Michelle Kerry-Spry joined other local mothers in calling for peace on the streets after the loss of her son in the 2005 violence.
“Let me just paint a picture for you,” she said during a rally on Thursday afternoon by responsible mothers.
“Too many mothers can’t even say goodbye to their children and kiss their foreheads in a box because the damage is so severe that they can’t have the boxes open.”
Kerry Spry recalled the horrific experience of being in the hospital when her 18-year-old son Blaine Spray was shot dead.
“At the hospital, when my son was shot, all I knew was that he had been shot four times. I didn’t have the means to ask where, and I kept stroking his chin, and the doctor just distracted my hand, ”she said. “I didn’t know my son was shot in the neck, and the neck was almost gone.”
Kerry Spry said he also received shots to the heart, kidneys, lungs and stomach.
“My son has no vital organs left,” she said. “Too many of us don’t even have the opportunity to hug our babies – to say goodbye to babies. They’re lying on some dirty street – in a place they don’t know, and no one who doesn’t love them is dying, ”said Ker-Spry, program director of Responsible Mothers (MIC).
“This is the reality of armed violence. They die alone. They don’t die when we hug them. They are brought into the world from our womb, from our body, with love, and they die alone, ”she said.
The rally was joined by other mothers who lost their children in gun violence, elected officials, youth and leaders of non-profit organizations urging people to lay down their arms.
Some of the mothers present are celebrating Mother’s Day for the first time without their children who have been victims of gun violence.
Ker-Spry said she was tired of spending Mother’s Day lying on her son’s grave, shouting, “Why aren’t you there and why hasn’t your killer been caught?
“While many of you are planning dinners and breakfasts with your mother, many of us lack the strength to meet this day?

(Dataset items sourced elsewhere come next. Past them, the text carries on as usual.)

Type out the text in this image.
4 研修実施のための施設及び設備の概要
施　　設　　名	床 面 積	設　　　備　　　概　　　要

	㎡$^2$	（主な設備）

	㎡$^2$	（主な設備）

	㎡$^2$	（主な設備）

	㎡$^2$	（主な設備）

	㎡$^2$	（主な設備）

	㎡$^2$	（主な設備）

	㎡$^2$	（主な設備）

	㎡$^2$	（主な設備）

This is our reality, ”she continued. “We ask you for peace. We tell you we want it now. ”
During the event, Mothers In Charge founder Dorothy Johnson-Speight said what led her to create the organization.
“I was lying on the couch in a fetal position in May 2003 and thinking what to do because I was in so much pain because my son was shot through the parking lot,” she said. “It occurred to me what I could do, and I had a vision of a mother with a megaphone asking for her sons – the sons were laying down their arms – and so the subject came up.”
Johnson-Speight discussed the importance of uniting everyone to fight the use of weapons.
“Moms, dads, we all need to join,” she said. “We have to be the change you want to see. We cannot constantly depend on the police or elected officials. We also have to do what we have to do. These are our children. No one will come and save us. We have to be the ones to do it. “
The event featured statements by representatives of non-governmental organizations working on the problem of violence, such as the Black Men’s Community Council in Philadelphia, Man Up PHL, the Charles Foundation, Every Murder Real and the No Mo Foundation.
During the rally, Kenyan City Council member Johnson handed the MIC a quote from the city. He stressed the importance of activating community members so that mothers who lost children as a result of gun violence could receive justice.
“We talk a lot about police reform, criminal justice reform, but these mothers who lost loved ones as a result of senseless gun violence – for those who have cold affairs – they deserve justice,” said Johnson, who chairs the special city council committee on issues. Prevention of violence with weapons.
“So when you see something, say something, because the best thing you can do for some of these mothers who have lost loved ones as a result of gun violence is to help them shut up.
“So we also need to make sure that we approach the plate as a community and work with law enforcement and cooperate with the district prosecutor’s office,” he said. “We know who is creating chaos in our community.
“We know who the shooters are and if you sit aside and let these young people sow chaos in our community without approaching the plate and not trying to get them on the right track when the murder happens and you don’t approach the plate and work with DA , work with the Commissioner of Police and Homicide to restore justice to the family, then you will become part of the problem in society.
“Because when this young man commits this murder, they think they can do it again and again and again,” he continued.